Directed by Milos Forman (129 minutes, rated R)

Edward Norton plays attorney Alan Isaacman; Woody Harrelson is Larrt Flynt

Selected Members of the Cast:

Woody Harrelson ... Larry Flynt
  Courtney Love ... Althea Leasure Flynt  
  Edward Norton ... Alan Isaacman  
  Brett Harrelson ... Jimmy Flynt  
  Donna Hanover ... Ruth Carter Stapleton  
  Jim Grimshaw ... C. J. William Rehnquist  
  Rand Hopkins ... Justice Scalia  
  Janice Holder ... Judge Kirk - Roanoke Court  
  Larry Flynt ... Judge Morrissey - Cincinnati Court  
  James Carville ... Simon Leis  
  Richard Paul ... Reverend Jerry Falwell  
  Burt Neuborne ... Roy Grutman  

Reviews:

New York Times
By Janet Maslin

The People vs. Larry Flynt" is a blazing, unlikely triumph about a man who is nobody's idea of a movie hero. Smart, funny, shamelessly entertaining and perfectly serious too, Milos Forman's film describes the Hustler publisher and his many liberties, civil and otherwise. Above all, the film emerges as an object lesson in open-mindedness, winning a reluctant respect for its main character's right to crude self-expression just as Flynt has won his days in court....

San Francisco Examiner
By Barbara Shulgasser

MILOS FORMAN'S "The People Vs. Larry Flynt" depicts the publisher of the pornographic magazine Hustler as a vulgar, coarse, arrogant, reckless, lascivious, self-centered boor whom you root for 100 percent.

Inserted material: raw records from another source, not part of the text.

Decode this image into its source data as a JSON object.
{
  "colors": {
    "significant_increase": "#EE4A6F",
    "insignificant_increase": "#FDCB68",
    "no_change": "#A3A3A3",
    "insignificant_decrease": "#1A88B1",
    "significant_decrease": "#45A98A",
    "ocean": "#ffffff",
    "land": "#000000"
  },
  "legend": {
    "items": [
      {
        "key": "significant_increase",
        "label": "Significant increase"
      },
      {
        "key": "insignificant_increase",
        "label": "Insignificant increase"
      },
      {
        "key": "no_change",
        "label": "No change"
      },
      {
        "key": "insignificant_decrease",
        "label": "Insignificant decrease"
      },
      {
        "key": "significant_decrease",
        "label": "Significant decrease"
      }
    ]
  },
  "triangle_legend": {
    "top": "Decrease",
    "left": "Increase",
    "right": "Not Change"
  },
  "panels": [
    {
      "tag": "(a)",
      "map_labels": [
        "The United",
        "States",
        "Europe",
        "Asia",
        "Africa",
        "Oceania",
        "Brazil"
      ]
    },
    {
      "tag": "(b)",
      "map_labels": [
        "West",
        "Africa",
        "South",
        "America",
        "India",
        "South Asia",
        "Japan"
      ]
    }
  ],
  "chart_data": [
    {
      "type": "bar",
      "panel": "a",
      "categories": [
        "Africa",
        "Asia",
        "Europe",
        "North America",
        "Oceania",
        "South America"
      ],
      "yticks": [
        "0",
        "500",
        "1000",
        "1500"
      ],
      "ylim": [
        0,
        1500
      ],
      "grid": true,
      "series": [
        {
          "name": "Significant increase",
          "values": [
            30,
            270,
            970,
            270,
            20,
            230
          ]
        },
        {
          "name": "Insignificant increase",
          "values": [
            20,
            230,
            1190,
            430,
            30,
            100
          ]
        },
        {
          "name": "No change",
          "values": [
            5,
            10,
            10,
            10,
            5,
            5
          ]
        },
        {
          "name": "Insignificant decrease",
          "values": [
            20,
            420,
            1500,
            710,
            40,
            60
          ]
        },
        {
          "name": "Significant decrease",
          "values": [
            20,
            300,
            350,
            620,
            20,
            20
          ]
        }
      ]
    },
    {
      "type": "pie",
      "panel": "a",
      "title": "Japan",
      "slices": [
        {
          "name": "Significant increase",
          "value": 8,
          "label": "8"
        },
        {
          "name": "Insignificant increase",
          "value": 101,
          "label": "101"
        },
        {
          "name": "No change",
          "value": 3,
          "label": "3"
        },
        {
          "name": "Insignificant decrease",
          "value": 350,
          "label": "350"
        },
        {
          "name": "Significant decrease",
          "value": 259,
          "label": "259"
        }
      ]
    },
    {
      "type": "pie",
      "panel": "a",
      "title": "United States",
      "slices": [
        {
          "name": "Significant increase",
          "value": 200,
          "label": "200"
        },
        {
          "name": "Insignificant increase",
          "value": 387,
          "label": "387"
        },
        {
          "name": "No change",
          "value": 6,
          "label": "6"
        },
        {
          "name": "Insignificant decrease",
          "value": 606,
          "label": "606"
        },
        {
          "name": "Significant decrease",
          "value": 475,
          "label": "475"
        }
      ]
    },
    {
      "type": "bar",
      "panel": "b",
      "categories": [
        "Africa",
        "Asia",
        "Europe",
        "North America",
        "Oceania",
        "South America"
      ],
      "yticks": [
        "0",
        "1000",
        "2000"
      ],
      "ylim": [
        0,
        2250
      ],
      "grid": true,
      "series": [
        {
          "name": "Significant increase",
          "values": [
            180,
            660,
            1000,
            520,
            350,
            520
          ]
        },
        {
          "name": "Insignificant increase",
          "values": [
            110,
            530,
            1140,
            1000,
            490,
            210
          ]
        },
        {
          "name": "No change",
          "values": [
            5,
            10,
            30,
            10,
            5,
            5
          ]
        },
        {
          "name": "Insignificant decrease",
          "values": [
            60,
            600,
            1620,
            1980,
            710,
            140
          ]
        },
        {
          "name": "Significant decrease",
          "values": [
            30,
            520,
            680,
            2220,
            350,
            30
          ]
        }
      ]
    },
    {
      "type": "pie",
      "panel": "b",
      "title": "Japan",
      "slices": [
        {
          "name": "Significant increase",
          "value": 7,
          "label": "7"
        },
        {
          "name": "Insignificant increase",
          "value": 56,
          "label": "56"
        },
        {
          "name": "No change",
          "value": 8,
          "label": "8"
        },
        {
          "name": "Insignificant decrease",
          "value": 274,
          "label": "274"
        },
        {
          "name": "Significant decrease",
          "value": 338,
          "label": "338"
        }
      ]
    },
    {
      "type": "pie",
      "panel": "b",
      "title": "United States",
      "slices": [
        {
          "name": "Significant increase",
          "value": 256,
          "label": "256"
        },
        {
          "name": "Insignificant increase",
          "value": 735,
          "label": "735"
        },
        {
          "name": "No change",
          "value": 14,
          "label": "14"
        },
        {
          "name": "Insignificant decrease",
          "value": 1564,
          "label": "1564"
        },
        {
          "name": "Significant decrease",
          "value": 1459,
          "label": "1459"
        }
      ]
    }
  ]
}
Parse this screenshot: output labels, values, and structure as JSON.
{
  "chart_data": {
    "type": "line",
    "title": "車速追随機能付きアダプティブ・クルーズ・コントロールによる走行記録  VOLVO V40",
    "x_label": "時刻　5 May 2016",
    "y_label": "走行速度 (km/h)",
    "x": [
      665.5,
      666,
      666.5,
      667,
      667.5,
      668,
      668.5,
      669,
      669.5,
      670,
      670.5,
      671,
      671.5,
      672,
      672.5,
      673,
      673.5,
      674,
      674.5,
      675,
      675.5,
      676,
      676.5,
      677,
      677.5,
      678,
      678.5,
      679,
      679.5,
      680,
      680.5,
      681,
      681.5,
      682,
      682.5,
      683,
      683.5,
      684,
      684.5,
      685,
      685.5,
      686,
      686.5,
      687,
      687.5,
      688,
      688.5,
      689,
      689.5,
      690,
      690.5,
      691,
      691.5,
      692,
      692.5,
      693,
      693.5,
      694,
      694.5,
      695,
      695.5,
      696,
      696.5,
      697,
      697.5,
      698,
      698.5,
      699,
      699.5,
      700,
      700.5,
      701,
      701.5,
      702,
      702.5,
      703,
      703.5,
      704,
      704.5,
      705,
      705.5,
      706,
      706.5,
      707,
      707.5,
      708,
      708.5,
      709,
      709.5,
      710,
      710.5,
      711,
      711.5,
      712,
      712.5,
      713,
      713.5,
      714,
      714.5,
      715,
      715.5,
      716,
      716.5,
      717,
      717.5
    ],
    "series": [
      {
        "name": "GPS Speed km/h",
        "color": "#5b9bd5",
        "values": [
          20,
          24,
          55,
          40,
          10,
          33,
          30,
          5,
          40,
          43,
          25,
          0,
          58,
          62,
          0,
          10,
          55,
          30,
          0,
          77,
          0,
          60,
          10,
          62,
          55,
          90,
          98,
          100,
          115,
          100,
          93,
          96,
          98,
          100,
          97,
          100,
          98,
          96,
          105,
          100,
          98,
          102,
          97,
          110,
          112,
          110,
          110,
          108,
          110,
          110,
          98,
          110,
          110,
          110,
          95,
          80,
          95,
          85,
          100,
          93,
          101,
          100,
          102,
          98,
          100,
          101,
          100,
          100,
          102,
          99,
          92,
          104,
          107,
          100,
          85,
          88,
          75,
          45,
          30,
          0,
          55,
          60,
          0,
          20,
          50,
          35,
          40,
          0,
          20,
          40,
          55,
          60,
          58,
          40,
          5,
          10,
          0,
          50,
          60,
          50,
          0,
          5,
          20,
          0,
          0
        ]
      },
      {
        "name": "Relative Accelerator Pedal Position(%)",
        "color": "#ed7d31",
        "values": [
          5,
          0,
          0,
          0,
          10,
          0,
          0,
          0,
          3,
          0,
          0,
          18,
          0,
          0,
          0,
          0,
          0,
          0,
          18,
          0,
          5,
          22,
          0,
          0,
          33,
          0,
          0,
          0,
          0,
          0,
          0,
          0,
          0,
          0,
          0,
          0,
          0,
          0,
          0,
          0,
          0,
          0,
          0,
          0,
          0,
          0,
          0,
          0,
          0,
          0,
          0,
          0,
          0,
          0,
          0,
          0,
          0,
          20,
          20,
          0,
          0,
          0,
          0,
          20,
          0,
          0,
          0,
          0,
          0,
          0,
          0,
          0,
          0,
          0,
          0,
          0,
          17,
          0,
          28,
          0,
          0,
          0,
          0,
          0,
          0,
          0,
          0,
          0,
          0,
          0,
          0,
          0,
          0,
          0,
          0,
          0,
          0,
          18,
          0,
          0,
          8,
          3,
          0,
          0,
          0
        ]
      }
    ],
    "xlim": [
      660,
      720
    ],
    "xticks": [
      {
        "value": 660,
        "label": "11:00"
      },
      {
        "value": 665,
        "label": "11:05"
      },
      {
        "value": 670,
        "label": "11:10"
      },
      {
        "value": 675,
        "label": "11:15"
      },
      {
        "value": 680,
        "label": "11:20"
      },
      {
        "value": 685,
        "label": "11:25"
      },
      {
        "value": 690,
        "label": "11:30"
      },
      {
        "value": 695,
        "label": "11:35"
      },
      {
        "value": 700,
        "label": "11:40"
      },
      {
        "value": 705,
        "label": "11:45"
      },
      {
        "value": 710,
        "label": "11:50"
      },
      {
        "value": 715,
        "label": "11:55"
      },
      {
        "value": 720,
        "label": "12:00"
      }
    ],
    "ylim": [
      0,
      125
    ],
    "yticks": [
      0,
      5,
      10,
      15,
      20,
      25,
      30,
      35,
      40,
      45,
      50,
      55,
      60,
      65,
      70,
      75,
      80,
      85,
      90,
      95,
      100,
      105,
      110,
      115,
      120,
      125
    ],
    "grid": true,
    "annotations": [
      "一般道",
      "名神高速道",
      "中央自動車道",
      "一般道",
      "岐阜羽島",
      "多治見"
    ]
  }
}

It has been Larry Flynt's singular burden and redemption to be both the icon of trashy excess and the upholder of one of the Constitution's most democratizing elements, the First Amendment. As we behold Flynt in all his loathsomeness, we tend to forget that popular speech doesn't require protection. It's unpopular speech that needs a legal system's backing. Inevitably, the guy who will test the strength of such a protection is going to be someone easy to despise.

In so many ways Flynt, played by the versatile Woody Harrelson, is reprehensible. Scores of feminists have denounced him for his depictions of violence to women. His famous Hustler cover bearing the legs of a woman whose torso has presumably just been consumed in a meat-grinder epitomizes a sensibility that could easily drive the most dedicated libertarian to call for government sanctions.

But Flynt was also gleefully irreverent enough to show Santa and Mrs. Claus in an intimate moment, and witty enough to satirize the deserving Rev. Jerry Falwell by describing him performing unnatural acts in an outhouse with his mother. I guess which of these images is most personally offensive would depend on where you stand politically and whether you believe that allowing Julia Child to have a television show threatens to turn America into a nation of gourmets....

Washington Post
By Rita Kempley

Larry Flynt went from rags to riches, from born bad to reborn, and in his most unlikely metamorphosis yet the hillbilly hustler has wriggled from his chrysalis, no longer a pornographic worm but a soaring champion of the First Amendment.

"The People vs. Larry Flynt," an enormously entertaining and surprisingly touching bio-pic starring Woody Harrelson, practically canonizes the Pappy Yokum of sexploitation....

Though Flynt's political opponents were plentiful and though many were feminists alarmed by Hustler magazine's depiction of sexual violence against women, there's little evidence of thoughtful critics here. In the film, most of his foes are middle-American stuffed shirts and ladies who spend their time making jello molds....

Salon
By Charles Taylor

....What's fun about the movie is that it pisses on things like virtue, monogamy, God and patriotism. (It's fitting that, in the second half of the movie, after Larry has been paralyzed by a would-be assassin's bullet, Harrelson talks in the nasal squawk of W.C. Fields.) By the time Larry is giving a lecture while intercutting slides of porn with slides of the Holocaust and asking which is more obscene, or appearing as the Spirit-of-'76 flag-bearer at his bicentennial party, the ironies have started to thud. And when Larry starts to cherish his Constitutional rights, the picture gives up the chance to make a tougher point.

When Larry appears in court in battle helmet, wearing the flag as a diaper, talking gibberish or openly abusing the judge, he's not just grandstanding. He's in contempt of court because the court is in contempt of him. The method to his madness is this: if a law protects your right to free speech, a law can take it away. That's a rather sophisticated point, and not one likely to be seconded by people who are intent on making "Mr. Flynt Goes to Washington"....

...."The People vs. Larry Flynt" is ultimately a worse disappointment than an out-and-out stinker would be, because of its lively, entertaining first half. Forman clumps through the material like Larry's hillbilly parents who show up one night at his mansion, Ma and Pa Kettle stumbling into an orgy. Even a sleazebag's story deserves to be told with a little style.